Meski demikian, masyarakat tidak perlu langsung menghindari ikan asin sepenuhnya. Risiko tersebut umumnya meningkat apabila ikan asin dikonsumsi secara berlebihan, misalnya hampir setiap hari atau dalam jumlah yang banyak.
Dokter Robby Firmansyah melalui Alodokter menjelaskan bahwa konsumsi ikan asin sesekali dalam porsi yang wajar umumnya masih tergolong aman. Risiko akan lebih tinggi apabila makanan tersebut menjadi konsumsi rutin, terlebih jika dipadukan dengan pola makan yang kurang sehat.
Ia juga mengingatkan bahwa anak-anak yang sejak kecil sering mengonsumsi ikan asin diduga memiliki risiko lebih tinggi mengalami kanker nasofaring saat dewasa. Risiko serupa juga dapat ditemukan pada makanan yang diawetkan dengan cara diasinkan maupun diasap karena berpotensi mengandung nitrosamin.

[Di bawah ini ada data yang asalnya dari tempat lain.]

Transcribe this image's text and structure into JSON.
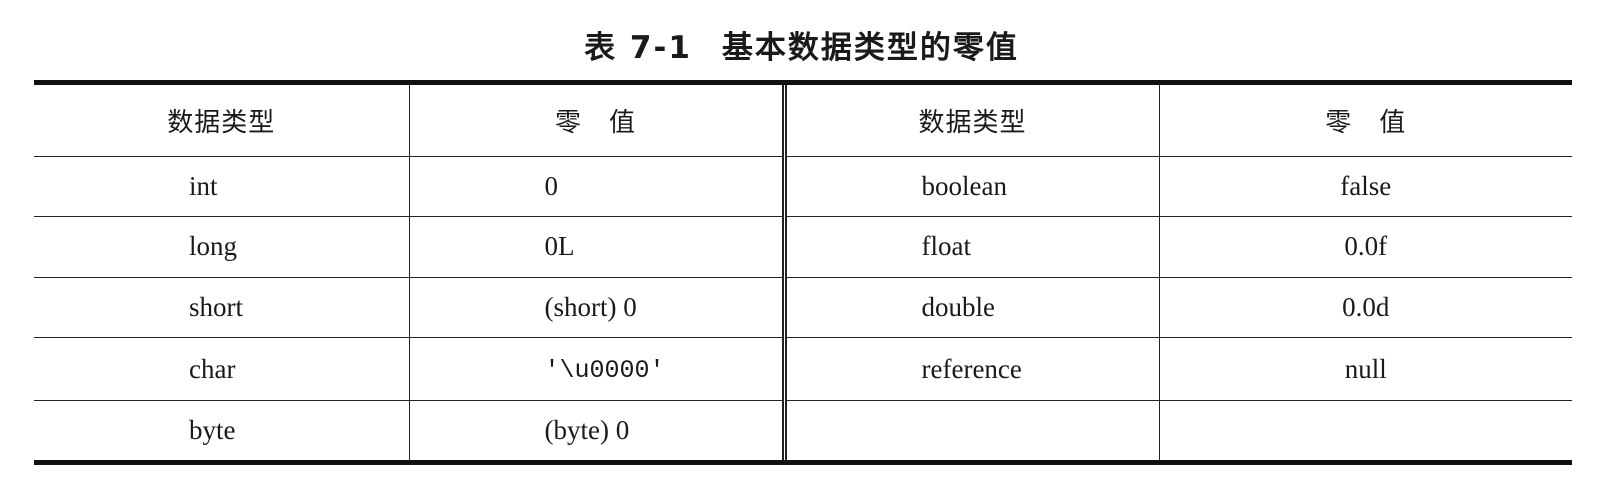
{
  "caption": {
    "number": "表 7-1",
    "title": "基本数据类型的零值"
  },
  "table": {
    "headers": [
      "数据类型",
      "零　值",
      "数据类型",
      "零　值"
    ],
    "rows": [
      {
        "left_type": "int",
        "left_zero": "0",
        "right_type": "boolean",
        "right_zero": "false"
      },
      {
        "left_type": "long",
        "left_zero": "0L",
        "right_type": "float",
        "right_zero": "0.0f"
      },
      {
        "left_type": "short",
        "left_zero": "(short) 0",
        "right_type": "double",
        "right_zero": "0.0d"
      },
      {
        "left_type": "char",
        "left_zero": "'\\u0000'",
        "right_type": "reference",
        "right_zero": "null"
      },
      {
        "left_type": "byte",
        "left_zero": "(byte) 0",
        "right_type": "",
        "right_zero": ""
      }
    ]
  }
}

Di tengah kekhawatiran masyarakat, muncul pula berbagai pandangan mengenai cara mengurangi risiko tersebut. Salah satunya disampaikan Anin (19), yang menilai bahwa cara pengolahan makanan turut memengaruhi tingkat risiko.
"Sebenarnya makan ikan asin tetap bisa berisiko, tapi setidaknya bisa diminimalisir kalau cara masaknya benar. Kuncinya direndam air hangat dulu sebelum digoreng supaya garamnya berkurang. Saat makan juga harus diimbangi sayur dan buah. Memang tidak menutup kemungkinan tetap ada risiko, tetapi setidaknya kita sudah berusaha mencegah," ujarnya.

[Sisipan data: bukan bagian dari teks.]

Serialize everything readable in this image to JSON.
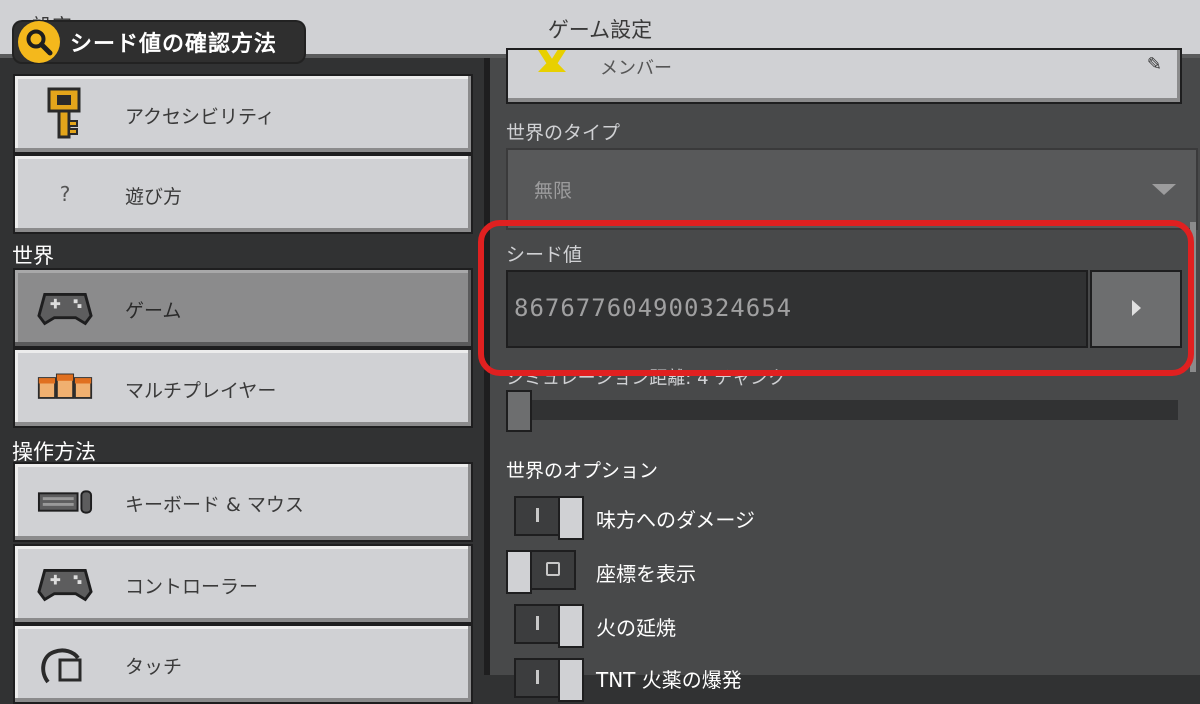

Pendapat tersebut sejalan dengan anjuran medis. Salah satu langkah sederhana yang dapat dilakukan adalah merendam ikan asin menggunakan air hangat atau air mengalir sebelum dimasak. Cara ini membantu mengurangi kadar garam yang menempel sekaligus membersihkan kotoran pada permukaan ikan.
Selain itu, frekuensi konsumsi juga perlu dibatasi. Para ahli menyarankan ikan asin tidak dikonsumsi setiap hari, melainkan cukup satu hingga dua kali dalam sepekan agar paparan senyawa berisiko tidak terus menumpuk di dalam tubuh.
Masyarakat juga dianjurkan memperbanyak konsumsi sayuran hijau dan buah-buahan yang kaya vitamin C serta antioksidan. Kandungan tersebut dapat membantu menghambat pembentukan nitrosamin di dalam lambung sekaligus melindungi sel tubuh dari kerusakan akibat radikal bebas.
Selain memilih pola makan yang lebih seimbang, masyarakat juga sebaiknya membeli ikan asin yang diproses secara higienis dan tidak menggunakan bahan pengawet tambahan secara berlebihan.
Bagi seseorang yang memiliki riwayat keluarga dengan kanker nasofaring atau sering mengalami keluhan pada saluran napas atas, seperti hidung tersumbat kronis maupun mimisan berulang, pemeriksaan ke dokter THT dianjurkan agar kondisi kesehatan dapat dipantau lebih dini.